The intricacies of cyber insurance, and indeed the limitations, mean brokers have to spend a lot more time educating their clients on risk mitigation in this space. Clients need to understand that cyber risk penetrates all aspects of an organization, and should be the consideration of everyone from C-suite executives to front-line employees.

“My job is to tell the client, ‘Here’s where the insurance begins and here’s where it ends,’ says Rosenbaum. “If you truly believe because you’re in a high profile organization that you have this risk, work with IT, work with professionals and throw your money at that to try to mitigate that risk – at least until we can develop an insurance product to deal with it.”

Kane notes that the extent of cyber risk in the current environment means mitigation and protection from cyberattacks must be a central component of enterprise risk management that includes regular employee engagement on the issue.

“This is critically important.

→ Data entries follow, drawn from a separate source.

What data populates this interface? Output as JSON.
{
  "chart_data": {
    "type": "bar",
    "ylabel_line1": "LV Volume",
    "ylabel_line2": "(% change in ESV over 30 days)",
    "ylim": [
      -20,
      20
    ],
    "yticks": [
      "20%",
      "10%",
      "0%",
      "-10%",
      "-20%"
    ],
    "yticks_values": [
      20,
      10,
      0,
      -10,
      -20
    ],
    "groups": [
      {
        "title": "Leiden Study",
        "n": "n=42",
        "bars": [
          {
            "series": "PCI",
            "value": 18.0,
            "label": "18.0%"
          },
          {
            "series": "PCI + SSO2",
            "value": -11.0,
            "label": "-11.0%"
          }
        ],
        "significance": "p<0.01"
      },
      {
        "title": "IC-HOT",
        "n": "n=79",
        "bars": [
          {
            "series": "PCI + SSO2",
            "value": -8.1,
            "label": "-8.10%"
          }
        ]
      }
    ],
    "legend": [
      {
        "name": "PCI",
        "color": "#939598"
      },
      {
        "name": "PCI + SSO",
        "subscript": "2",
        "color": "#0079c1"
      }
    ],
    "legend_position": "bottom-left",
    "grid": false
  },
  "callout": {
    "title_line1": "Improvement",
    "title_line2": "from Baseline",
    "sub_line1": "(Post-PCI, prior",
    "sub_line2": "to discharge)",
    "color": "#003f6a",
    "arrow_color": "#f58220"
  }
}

If you do an examination of cyber events and data breaches, many, if not most, of them started with an employee doing something that he or she should not have done – responding to a phishing email, an employee user error. It’s a very low-tech, low-cost means to get into a network.”

Last year, the Bank of Canada dealt with 15 million malicious inquiries in a single month, illustrating the need for organizations to have effective monitoring and response systems in place to be proactive, rather than reactive, to threats.

“The bad stuff is going to come in,” says Masson. “You’ve got to accept the intrusion. Automated response stops people from attempting to frantically chase and investigate every breach and every compromise. You have to deal with it inside, with full visibility on the network, so you can see subtle changes and deal with them as they occur.”

Kane says executives have to stop treating IT as a silo issue, and recognize that data breaches have the potential to impact every aspect of an organization.